For people below the median income in their department or work unit, knowing what others earned made them less satisfied with their earnings and jobs overall, and increased the likelihood of searching for a new job. "By comparison, those who are paid above the median experience no significant change in any of these outcomes," the researchers write.
So in an uneven pay environment, the taboo on sharing salary information helps lower-paid workers avoid painful envy. This de-motivating force is one reason employers strongly enforce pay secrecy. "A lot require you to sign an agreement that you won’t disclose your salary," said David Card, who co-authored the paper with Enrico Moretti and Emmanuel Saez of Berkeley and Alexandre Mas of Princeton. "But if the labor market operated like an idealized market, public information would be the standard. The neoclassical setting effectively assumes there is a market wage, everyone knows it and everyone should get it — and that’s definitely not what’s going on. It’s the discretionary element that’s making people unhappy."

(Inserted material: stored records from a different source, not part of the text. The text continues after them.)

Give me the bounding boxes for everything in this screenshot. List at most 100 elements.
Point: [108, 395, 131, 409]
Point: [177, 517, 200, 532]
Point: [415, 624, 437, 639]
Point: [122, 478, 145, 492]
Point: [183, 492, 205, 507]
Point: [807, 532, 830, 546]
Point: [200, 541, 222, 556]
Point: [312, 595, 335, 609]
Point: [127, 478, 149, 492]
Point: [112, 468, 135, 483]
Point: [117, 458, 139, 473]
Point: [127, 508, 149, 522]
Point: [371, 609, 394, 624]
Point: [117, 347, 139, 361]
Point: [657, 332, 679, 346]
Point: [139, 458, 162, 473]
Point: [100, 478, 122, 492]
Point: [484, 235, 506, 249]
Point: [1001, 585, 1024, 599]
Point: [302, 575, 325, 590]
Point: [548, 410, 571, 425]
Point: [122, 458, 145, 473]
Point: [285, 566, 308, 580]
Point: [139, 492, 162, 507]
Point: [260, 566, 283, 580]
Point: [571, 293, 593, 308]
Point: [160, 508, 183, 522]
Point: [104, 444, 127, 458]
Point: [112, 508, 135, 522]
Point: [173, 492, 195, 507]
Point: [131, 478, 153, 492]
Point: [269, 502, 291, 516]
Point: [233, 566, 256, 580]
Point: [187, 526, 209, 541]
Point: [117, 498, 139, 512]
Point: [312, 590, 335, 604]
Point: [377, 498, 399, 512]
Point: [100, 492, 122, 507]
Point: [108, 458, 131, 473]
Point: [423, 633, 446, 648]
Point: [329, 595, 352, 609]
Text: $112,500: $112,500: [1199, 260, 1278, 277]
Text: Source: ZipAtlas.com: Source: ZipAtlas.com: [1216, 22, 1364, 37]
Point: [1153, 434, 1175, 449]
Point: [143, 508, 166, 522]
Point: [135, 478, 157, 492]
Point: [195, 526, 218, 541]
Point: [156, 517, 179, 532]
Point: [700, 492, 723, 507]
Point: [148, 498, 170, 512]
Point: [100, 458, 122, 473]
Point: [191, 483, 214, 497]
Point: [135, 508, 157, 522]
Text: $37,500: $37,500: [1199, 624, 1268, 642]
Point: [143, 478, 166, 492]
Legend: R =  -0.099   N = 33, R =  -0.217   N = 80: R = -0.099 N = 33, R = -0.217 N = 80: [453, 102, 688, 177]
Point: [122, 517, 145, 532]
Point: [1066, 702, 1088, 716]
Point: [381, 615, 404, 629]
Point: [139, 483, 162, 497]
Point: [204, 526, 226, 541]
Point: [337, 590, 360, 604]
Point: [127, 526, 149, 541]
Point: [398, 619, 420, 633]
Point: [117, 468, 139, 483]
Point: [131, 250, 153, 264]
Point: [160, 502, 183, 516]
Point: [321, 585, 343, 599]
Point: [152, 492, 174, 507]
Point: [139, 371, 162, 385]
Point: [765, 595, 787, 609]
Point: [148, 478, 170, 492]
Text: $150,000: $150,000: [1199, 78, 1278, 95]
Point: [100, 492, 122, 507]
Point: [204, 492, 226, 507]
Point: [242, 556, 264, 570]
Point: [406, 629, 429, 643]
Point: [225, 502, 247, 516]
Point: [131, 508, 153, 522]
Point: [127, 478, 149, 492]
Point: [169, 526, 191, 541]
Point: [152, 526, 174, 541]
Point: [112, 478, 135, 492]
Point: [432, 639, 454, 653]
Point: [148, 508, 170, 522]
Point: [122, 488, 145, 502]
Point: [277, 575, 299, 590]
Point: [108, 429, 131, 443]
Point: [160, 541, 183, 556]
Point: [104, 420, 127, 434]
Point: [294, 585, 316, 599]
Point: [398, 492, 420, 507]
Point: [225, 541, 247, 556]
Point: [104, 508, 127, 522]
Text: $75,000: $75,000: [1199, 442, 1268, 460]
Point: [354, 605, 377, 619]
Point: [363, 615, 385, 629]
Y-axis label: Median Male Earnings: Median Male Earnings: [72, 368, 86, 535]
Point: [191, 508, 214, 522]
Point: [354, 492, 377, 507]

For example, one of the problems at UC Berkeley, Card said, "is it’s a very strange wage-setting system, and there’s a huge amount of discretion. Salaries are set on the basis of your last job offer; (bosses) respond on a case-by-case basis to keep the people they want. So people who aren’t out looking for job and don’t bring in an offer don’t get big wage increases. We don’t have any kind of standardization, so it’s very common for people objectively to be doing similar work" and have different salaries.
But on the downside, pay secrecy hurts competent workers who don’t realize they deserve more in an environment where salaries are discretionary. Being dumb may make you happier, but it’s no good for your bottom line. When you’re able to get more intelligence on what the market will bear, "some of the information you’re learning is what you can negotiate," said Card.
Although not many companies are offering raises in the tough economy, It’s not a bad idea to position yourself for a pay hike when the recovery finally comes. Get some perspective by visiting sites such as salary.com, payscale.com; see if a professional association or industry group in your field conducts salary surveys. (If you work in the public sector, do an internet search to see if your state has a database similar to California’s.)
If your salary is way below the median, find out why. Examine your annual performance reviews. How have you gone above and beyond the call of duty? Have you promoted your accomplishments to the right people? Document the ways you have added value to your company and helped it achieve its most important goals. Then look for an opportune time to discuss a raise – at your next performance review, or at the beginning or end of a major project.
Don’t hand your boss an ultimatum unless you’re ready to leave. And if your firm doesn’t have the cash for a raise, how about more time off, or a bonus attached to a specific project? If you do find out what your co-workers make, I wouldn’t mention it in your negotiations. Your goal is to get paid what you’re worth, not to overhaul an employer’s questionable compensation policies.